This vignette demonstrates how you might use pins and Posit Connect together to automate ETL for a Shiny app. Pulling expensive data manipulation out of your Shiny app is a great way to improve performance, and pins makes it easy to schedule data updates in a way that automatically flows into your app.
Sharing tidied data
Imagine you’re interested in what’s going on in the news, so you’ve written a little code to scrape the BBC world news feed and turn it into a tidy dataset:
library(xml2)
if (interactive()) {
xml <- read_xml("http://feeds.bbci.co.uk/news/rss.xml")
} else {
# Read a saved version of the data to keep this vignette reproducible
xml <- read_xml("bbc-news.xml")
}
items <- xml %>% xml_find_all("//item")
bbc_news <- tibble::tibble(
title = items %>% xml_find_first("./title") %>% xml_text(),
date = items %>% xml_find_first("./pubDate") %>% xml_text(),
url = items %>% xml_find_first("./guid") %>% xml_text()
)
bbc_news
#> # A tibble: 71 × 3
#> title date url
#> <chr> <chr> <chr>
#> 1 Diana interview: PM concerned after inquiry into BBC deceit Fri,… http…
#> 2 Covid in Scotland: Glasgow to be only Scottish area in lev… Fri,… http…
#> 3 Prince Harry says heavy drinking masked pain of mum Diana'… Fri,… http…
#> 4 Coronavirus: Spain to lift restrictions for UK and Japanes… Fri,… http…
#> 5 Diana interview: Whistleblower wants apology from BBC boss… Fri,… http…
#> 6 Mayhill: Swansea rioters face robust action, police vow Fri,… http…
#> 7 UK to offer Australia tariff-free trade deal despite farme… Fri,… http…
#> 8 Leonard Blavatnik named UK's richest person with £23bn for… Fri,… http…
#> 9 Lady Gaga had a 'psychotic break' after sexual assault lef… Fri,… http…
#> 10 Big cats seized from park belonging to Tiger King couple Fri,… http…
#> # ℹ 61 more rows
Wouldn’t it be nice to spare your colleagues the work of reproducing this data, and provide them directly with the tidy tibble?

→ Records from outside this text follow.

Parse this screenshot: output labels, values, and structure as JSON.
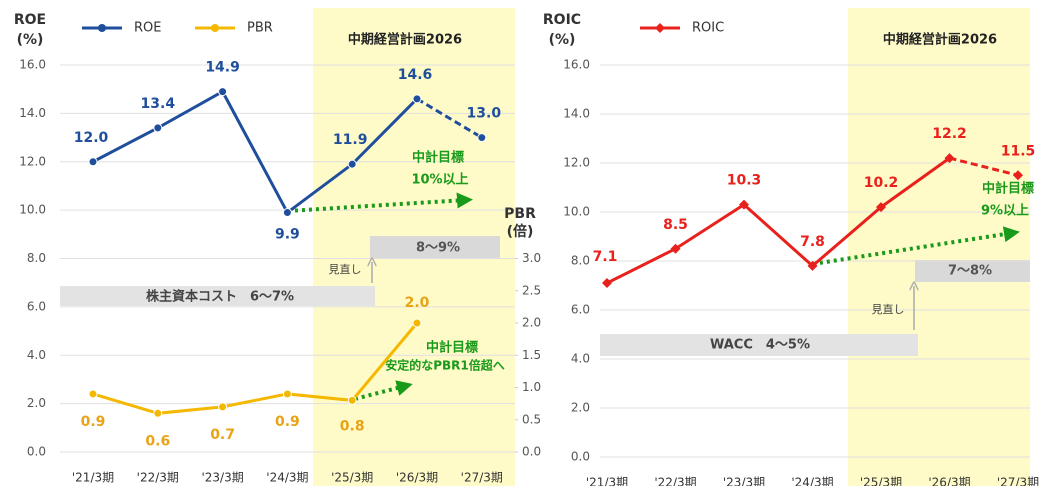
{
  "chart_data": [
    {
      "type": "line",
      "ylabel": [
        "ROE",
        "(%)"
      ],
      "y2label": [
        "PBR",
        "(倍)"
      ],
      "categories": [
        "'21/3期",
        "'22/3期",
        "'23/3期",
        "'24/3期",
        "'25/3期",
        "'26/3期",
        "'27/3期"
      ],
      "series": [
        {
          "name": "ROE",
          "color": "#1f4e9c",
          "marker": "circle",
          "axis": "y",
          "dashed_from": 5,
          "values": [
            12.0,
            13.4,
            14.9,
            9.9,
            11.9,
            14.6,
            13.0
          ],
          "value_labels": [
            "12.0",
            "13.4",
            "14.9",
            "9.9",
            "11.9",
            "14.6",
            "13.0"
          ]
        },
        {
          "name": "PBR",
          "color": "#f5b800",
          "marker": "circle",
          "axis": "y2",
          "values": [
            0.9,
            0.6,
            0.7,
            0.9,
            0.8,
            2.0,
            null
          ],
          "value_labels": [
            "0.9",
            "0.6",
            "0.7",
            "0.9",
            "0.8",
            "2.0",
            null
          ]
        }
      ],
      "ylim": [
        0,
        16
      ],
      "yticks": [
        {
          "value": 0,
          "label": "0.0"
        },
        {
          "value": 2,
          "label": "2.0"
        },
        {
          "value": 4,
          "label": "4.0"
        },
        {
          "value": 6,
          "label": "6.0"
        },
        {
          "value": 8,
          "label": "8.0"
        },
        {
          "value": 10,
          "label": "10.0"
        },
        {
          "value": 12,
          "label": "12.0"
        },
        {
          "value": 14,
          "label": "14.0"
        },
        {
          "value": 16,
          "label": "16.0"
        }
      ],
      "y2lim": [
        0,
        6
      ],
      "y2ticks": [
        {
          "value": 0,
          "label": "0.0"
        },
        0.5,
        {
          "value": 1,
          "label": "1.0"
        },
        1.5,
        {
          "value": 2,
          "label": "2.0"
        },
        2.5,
        {
          "value": 3,
          "label": "3.0"
        }
      ],
      "grid": true,
      "annotations": [
        "中期経営計画2026",
        "中計目標",
        "10%以上",
        "8～9%",
        "見直し",
        "株主資本コスト　6～7%",
        "中計目標",
        "安定的なPBR1倍超へ"
      ]
    },
    {
      "type": "line",
      "ylabel": [
        "ROIC",
        "(%)"
      ],
      "categories": [
        "'21/3期",
        "'22/3期",
        "'23/3期",
        "'24/3期",
        "'25/3期",
        "'26/3期",
        "'27/3期"
      ],
      "series": [
        {
          "name": "ROIC",
          "color": "#e8211d",
          "marker": "diamond",
          "axis": "y",
          "dashed_from": 5,
          "values": [
            7.1,
            8.5,
            10.3,
            7.8,
            10.2,
            12.2,
            11.5
          ]
        }
      ],
      "ylim": [
        0,
        16
      ],
      "yticks": [
        {
          "value": 0,
          "label": "0.0"
        },
        {
          "value": 2,
          "label": "2.0"
        },
        {
          "value": 4,
          "label": "4.0"
        },
        {
          "value": 6,
          "label": "6.0"
        },
        {
          "value": 8,
          "label": "8.0"
        },
        {
          "value": 10,
          "label": "10.0"
        },
        {
          "value": 12,
          "label": "12.0"
        },
        {
          "value": 14,
          "label": "14.0"
        },
        {
          "value": 16,
          "label": "16.0"
        }
      ],
      "grid": true,
      "annotations": [
        "中期経営計画2026",
        "中計目標",
        "9%以上",
        "7～8%",
        "見直し",
        "WACC　4～5%"
      ]
    }
  ]
}
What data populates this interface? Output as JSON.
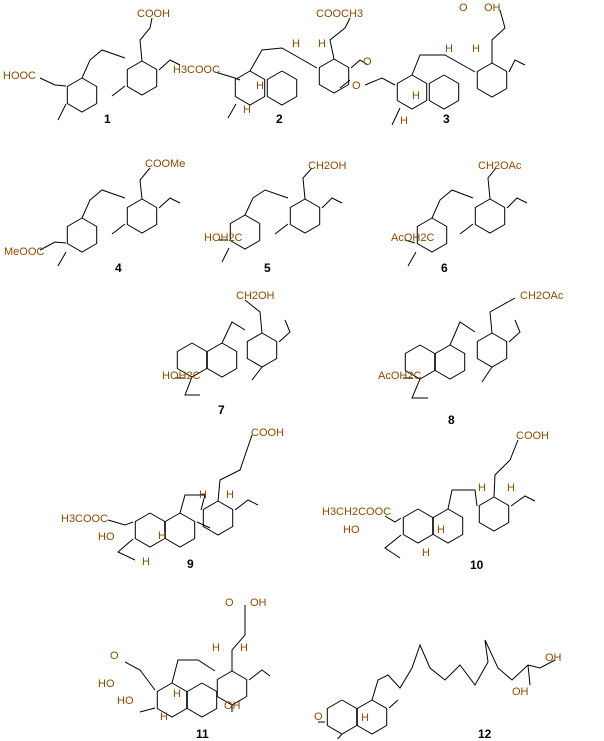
{
  "compounds": [
    {
      "id": "1",
      "groups": [
        "COOH",
        "HOOC"
      ]
    },
    {
      "id": "2",
      "groups": [
        "COOCH3",
        "H3COOC"
      ],
      "stereo_h": [
        "H",
        "H",
        "H",
        "H"
      ]
    },
    {
      "id": "3",
      "groups": [
        "O",
        "OH",
        "O",
        "O"
      ],
      "stereo_h": [
        "H",
        "H",
        "H",
        "H"
      ]
    },
    {
      "id": "4",
      "groups": [
        "COOMe",
        "MeOOC"
      ]
    },
    {
      "id": "5",
      "groups": [
        "CH2OH",
        "HOH2C"
      ]
    },
    {
      "id": "6",
      "groups": [
        "CH2OAc",
        "AcOH2C"
      ]
    },
    {
      "id": "7",
      "groups": [
        "CH2OH",
        "HOH2C"
      ]
    },
    {
      "id": "8",
      "groups": [
        "CH2OAc",
        "AcOH2C"
      ]
    },
    {
      "id": "9",
      "groups": [
        "COOH",
        "H3COOC",
        "HO"
      ],
      "stereo_h": [
        "H",
        "H",
        "H",
        "H"
      ]
    },
    {
      "id": "10",
      "groups": [
        "COOH",
        "H3CH2COOC",
        "HO"
      ],
      "stereo_h": [
        "H",
        "H",
        "H",
        "H"
      ]
    },
    {
      "id": "11",
      "groups": [
        "O",
        "OH",
        "O",
        "HO",
        "HO",
        "OH"
      ],
      "stereo_h": [
        "H",
        "H",
        "H",
        "H"
      ]
    },
    {
      "id": "12",
      "groups": [
        "OH",
        "OH",
        "O"
      ],
      "stereo_h": [
        "H"
      ]
    }
  ]
}
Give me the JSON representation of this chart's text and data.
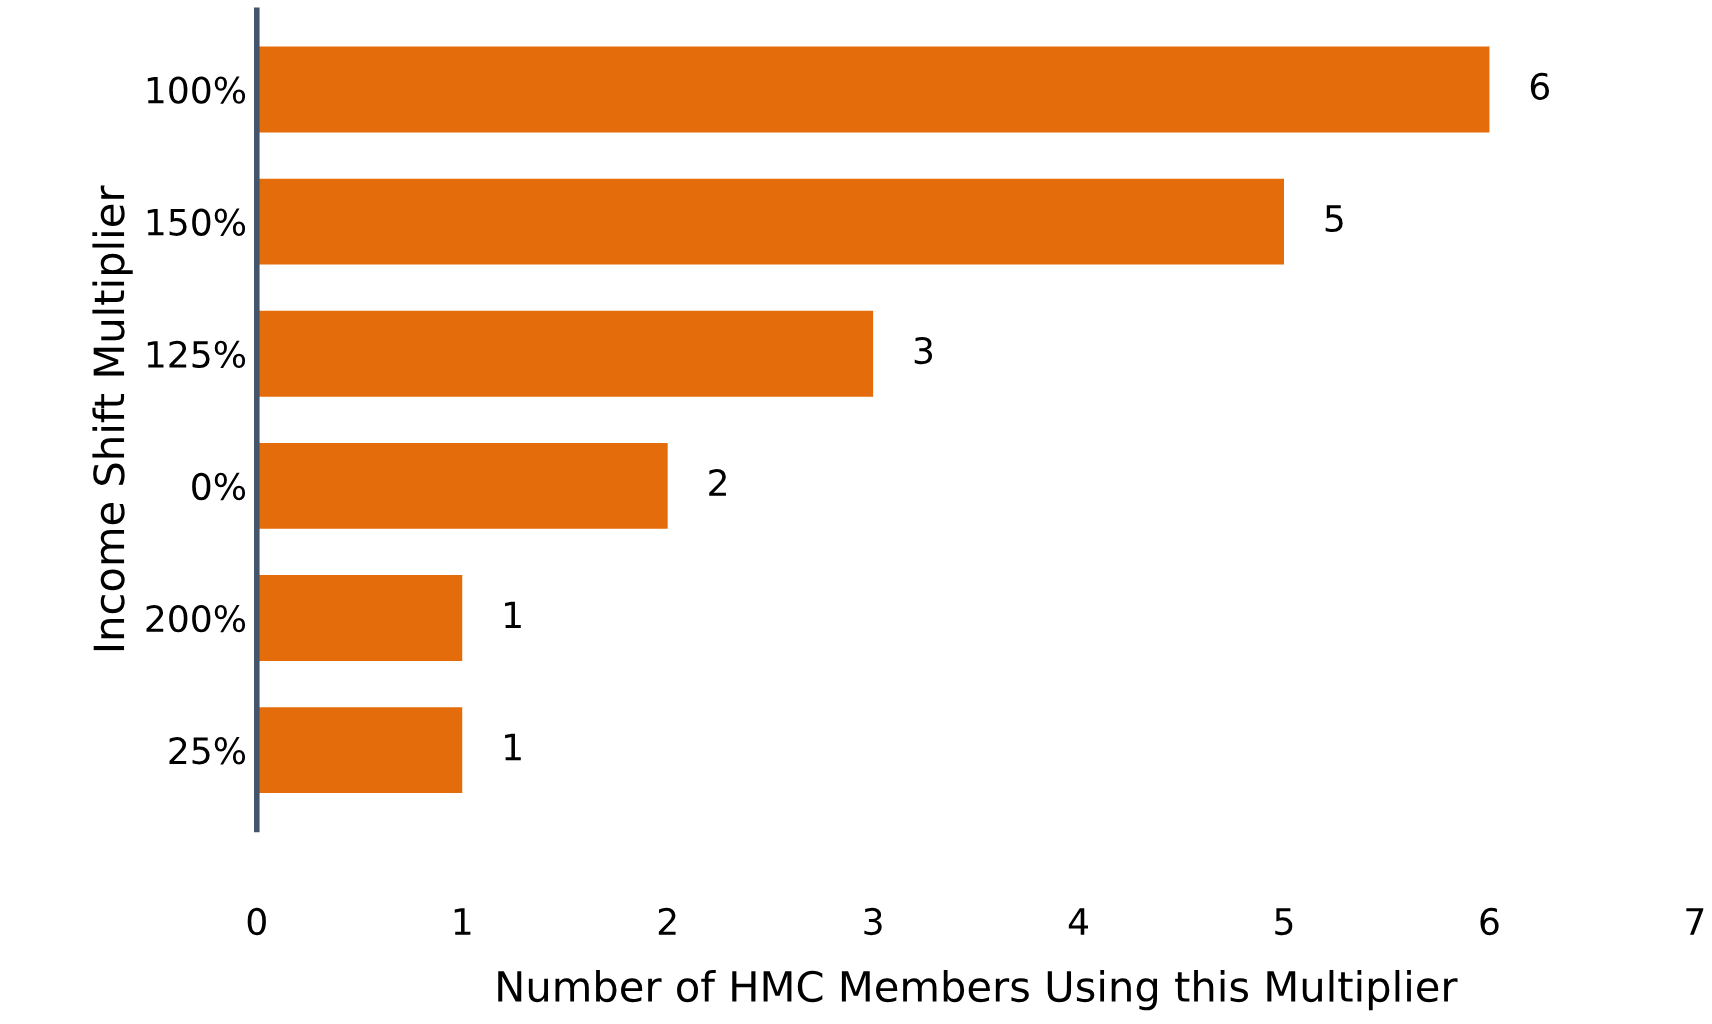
{
  "chart_data": {
    "type": "bar",
    "orientation": "horizontal",
    "xlabel": "Number of HMC Members Using this Multiplier",
    "ylabel": "Income Shift Multiplier",
    "categories": [
      "100%",
      "150%",
      "125%",
      "0%",
      "200%",
      "25%"
    ],
    "values": [
      6,
      5,
      3,
      2,
      1,
      1
    ],
    "color": "#e46c0a",
    "xlim": [
      0,
      7
    ],
    "xticks": [
      0,
      1,
      2,
      3,
      4,
      5,
      6,
      7
    ],
    "data_labels": true,
    "grid": false,
    "legend": false
  }
}
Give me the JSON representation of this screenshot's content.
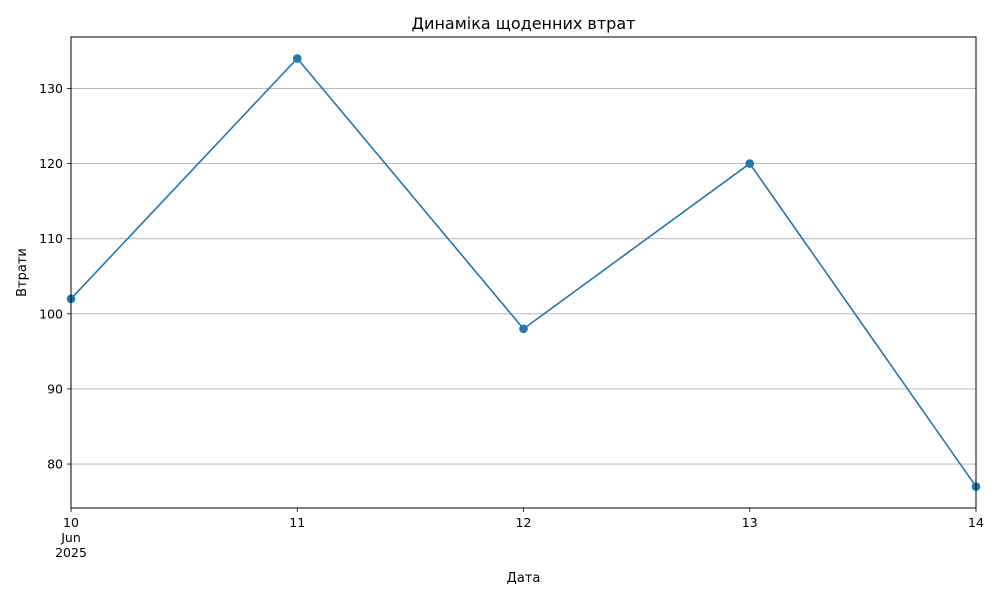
{
  "chart_data": {
    "type": "line",
    "title": "Динаміка щоденних втрат",
    "xlabel": "Дата",
    "ylabel": "Втрати",
    "x": [
      "2025-06-10",
      "2025-06-11",
      "2025-06-12",
      "2025-06-13",
      "2025-06-14"
    ],
    "x_tick_labels": [
      [
        "10",
        "Jun",
        "2025"
      ],
      [
        "11"
      ],
      [
        "12"
      ],
      [
        "13"
      ],
      [
        "14"
      ]
    ],
    "series": [
      {
        "values": [
          102,
          134,
          98,
          120,
          77
        ],
        "color": "#1f77b4",
        "marker": "circle"
      }
    ],
    "yticks": [
      80,
      90,
      100,
      110,
      120,
      130
    ],
    "ylim": [
      74.15,
      136.85
    ],
    "xlim": [
      "2025-06-10",
      "2025-06-14"
    ],
    "grid": "y-major",
    "legend": "none"
  }
}
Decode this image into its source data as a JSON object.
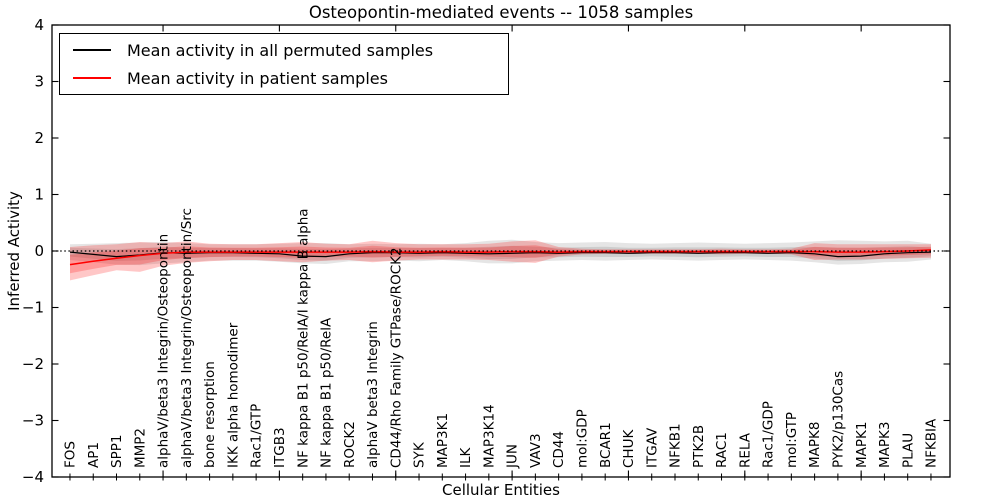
{
  "title": "Osteopontin-mediated events -- 1058 samples",
  "legend": {
    "items": [
      {
        "label": "Mean activity in all permuted samples",
        "color": "#000000"
      },
      {
        "label": "Mean activity in patient samples",
        "color": "#ff0000"
      }
    ]
  },
  "chart_data": {
    "type": "line",
    "title": "Osteopontin-mediated events -- 1058 samples",
    "xlabel": "Cellular Entities",
    "ylabel": "Inferred Activity",
    "ylim": [
      -4,
      4
    ],
    "grid": false,
    "legend_position": "upper left",
    "zero_line": {
      "style": "dotted",
      "color": "#000000",
      "value": 0
    },
    "yticks": [
      {
        "value": 4,
        "label": "4"
      },
      {
        "value": 3,
        "label": "3"
      },
      {
        "value": 2,
        "label": "2"
      },
      {
        "value": 1,
        "label": "1"
      },
      {
        "value": 0,
        "label": "0"
      },
      {
        "value": -1,
        "label": "−1"
      },
      {
        "value": -2,
        "label": "−2"
      },
      {
        "value": -3,
        "label": "−3"
      },
      {
        "value": -4,
        "label": "−4"
      }
    ],
    "top_axis_tick_positions": [
      5,
      10,
      15,
      20,
      25,
      30,
      35
    ],
    "categories": [
      "FOS",
      "AP1",
      "SPP1",
      "MMP2",
      "alphaV/beta3 Integrin/Osteopontin",
      "alphaV/beta3 Integrin/Osteopontin/Src",
      "bone resorption",
      "IKK alpha homodimer",
      "Rac1/GTP",
      "ITGB3",
      "NF kappa B1 p50/RelA/I kappa B alpha",
      "NF kappa B1 p50/RelA",
      "ROCK2",
      "alphaV beta3 Integrin",
      "CD44/Rho Family GTPase/ROCK2",
      "SYK",
      "MAP3K1",
      "ILK",
      "MAP3K14",
      "JUN",
      "VAV3",
      "CD44",
      "mol:GDP",
      "BCAR1",
      "CHUK",
      "ITGAV",
      "NFKB1",
      "PTK2B",
      "RAC1",
      "RELA",
      "Rac1/GDP",
      "mol:GTP",
      "MAPK8",
      "PYK2/p130Cas",
      "MAPK1",
      "MAPK3",
      "PLAU",
      "NFKBIA"
    ],
    "series": [
      {
        "name": "Mean activity in all permuted samples",
        "color": "#000000",
        "line_width": 1.2,
        "band_fill": "rgba(0,0,0,0.10)",
        "values": [
          -0.02,
          -0.06,
          -0.1,
          -0.07,
          -0.03,
          -0.04,
          -0.03,
          -0.03,
          -0.04,
          -0.05,
          -0.09,
          -0.1,
          -0.05,
          -0.03,
          -0.03,
          -0.04,
          -0.03,
          -0.04,
          -0.05,
          -0.04,
          -0.03,
          -0.04,
          -0.03,
          -0.03,
          -0.04,
          -0.03,
          -0.03,
          -0.04,
          -0.03,
          -0.03,
          -0.04,
          -0.03,
          -0.05,
          -0.1,
          -0.09,
          -0.05,
          -0.03,
          -0.02
        ],
        "band_upper": [
          0.12,
          0.13,
          0.14,
          0.15,
          0.16,
          0.14,
          0.12,
          0.12,
          0.12,
          0.13,
          0.14,
          0.14,
          0.12,
          0.13,
          0.12,
          0.13,
          0.12,
          0.14,
          0.18,
          0.2,
          0.16,
          0.14,
          0.15,
          0.16,
          0.14,
          0.13,
          0.14,
          0.15,
          0.14,
          0.13,
          0.14,
          0.15,
          0.17,
          0.19,
          0.18,
          0.17,
          0.18,
          0.13
        ],
        "band_lower": [
          -0.16,
          -0.2,
          -0.24,
          -0.25,
          -0.22,
          -0.2,
          -0.17,
          -0.17,
          -0.17,
          -0.19,
          -0.22,
          -0.23,
          -0.18,
          -0.18,
          -0.17,
          -0.18,
          -0.16,
          -0.18,
          -0.22,
          -0.22,
          -0.18,
          -0.17,
          -0.16,
          -0.17,
          -0.16,
          -0.15,
          -0.16,
          -0.17,
          -0.16,
          -0.15,
          -0.16,
          -0.17,
          -0.2,
          -0.24,
          -0.23,
          -0.2,
          -0.19,
          -0.15
        ]
      },
      {
        "name": "Mean activity in patient samples",
        "color": "#ff0000",
        "line_width": 1.5,
        "band_fill": "rgba(255,0,0,0.22)",
        "values": [
          -0.24,
          -0.18,
          -0.13,
          -0.08,
          -0.04,
          -0.02,
          -0.02,
          -0.02,
          -0.02,
          -0.02,
          -0.02,
          -0.02,
          -0.02,
          -0.01,
          -0.02,
          -0.02,
          -0.01,
          -0.02,
          -0.02,
          -0.01,
          -0.01,
          -0.02,
          -0.01,
          -0.01,
          -0.01,
          -0.01,
          -0.01,
          -0.01,
          -0.01,
          -0.01,
          -0.01,
          -0.01,
          -0.01,
          -0.02,
          -0.02,
          -0.01,
          0.0,
          0.02
        ],
        "band_upper": [
          0.07,
          0.1,
          0.12,
          0.16,
          0.14,
          0.17,
          0.13,
          0.12,
          0.12,
          0.14,
          0.16,
          0.13,
          0.12,
          0.18,
          0.14,
          0.12,
          0.12,
          0.12,
          0.13,
          0.17,
          0.19,
          0.07,
          0.04,
          0.03,
          0.03,
          0.03,
          0.03,
          0.03,
          0.04,
          0.03,
          0.03,
          0.04,
          0.14,
          0.12,
          0.12,
          0.12,
          0.12,
          0.12
        ],
        "band_lower": [
          -0.52,
          -0.43,
          -0.34,
          -0.37,
          -0.26,
          -0.21,
          -0.18,
          -0.16,
          -0.16,
          -0.18,
          -0.2,
          -0.17,
          -0.16,
          -0.2,
          -0.17,
          -0.15,
          -0.15,
          -0.15,
          -0.16,
          -0.19,
          -0.21,
          -0.1,
          -0.06,
          -0.05,
          -0.05,
          -0.05,
          -0.05,
          -0.05,
          -0.06,
          -0.05,
          -0.05,
          -0.06,
          -0.16,
          -0.15,
          -0.15,
          -0.14,
          -0.13,
          -0.12
        ]
      }
    ]
  }
}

That’s easy to do with pins:
board <- board_connect()
board %>% pin_write(bbc_news)
If you open the pin on RSC (e.g. by running
board %>% pin_browse("news_total")
), you’ll see some
metadata about the pin, a preview of the data, and a control panel which
allows you to control who can see the data. Assuming you’ve given your
colleagues access, they can now easily pull down the data for their own
analysis:
board <- board_connect()
board %>% pin_read("your_name/bbc_news")
Automating
Here the underlying data will be changing regularly, but the pinned
data will only change when you run pin_write()
. Wouldn’t it
be great if we could automate that process? One way to do so is with
RSC’s scheduled
reports.
First, take your code and put it in an Rmd:
---
title: BBC news
---
```{r}
library(pins)
library(xml2)
xml <- read_xml("http://feeds.bbci.co.uk/news/rss.xml")
items <- xml %>% xml_find_all("//item")
bbc_news <- tibble::tibble(
title = items %>% xml_find_first("./title") %>% xml_text(),
date = items %>% xml_find_first("./pubDate") %>% xml_text(),
url = items %>% xml_find_first("./guid") %>% xml_text()
)
board <- board_connect()
board %>% pin_write(bbc_news)
```
```{r}
bbc_news
```
Then publish it to Posit Connect, and schedule it to run as often as
you like. Assuming that you have Posit Connect 1.9.0 or later you don’t
need to provide any arguments to board_connect()
; pins will
automatically publish to the same Connect instance that’s running the
report.
Shiny apps
If you’re using automatically updated data in a Shiny app, you can use
pin_reactive_read()
to create a reactive dependency so that
your app will automatically update shortly after the data changes:
library(shiny)
library(pins)
board <- board_connect()
ui <- fluidPage(
titlePanel("News from the BBC"),
htmlOutput("news")
)
server <- function(input, output, session) {
news <- board %>% pin_reactive_read("hadley/bbc_news")
output$news <- renderUI({
title <- htmltools::htmlEscape(news()$title)
links <- paste0("<a href='", news()$url, "'>", title, "</a>")
bullets <- paste0(" <li>", links, "</li>", collapse = "\n")
HTML(paste0("<ul>", bullets, "</ul>"))
})
}
shinyApp(ui, server)
If you deploy this app and watch it while your scheduled reported runs, you’ll see the data update automatically.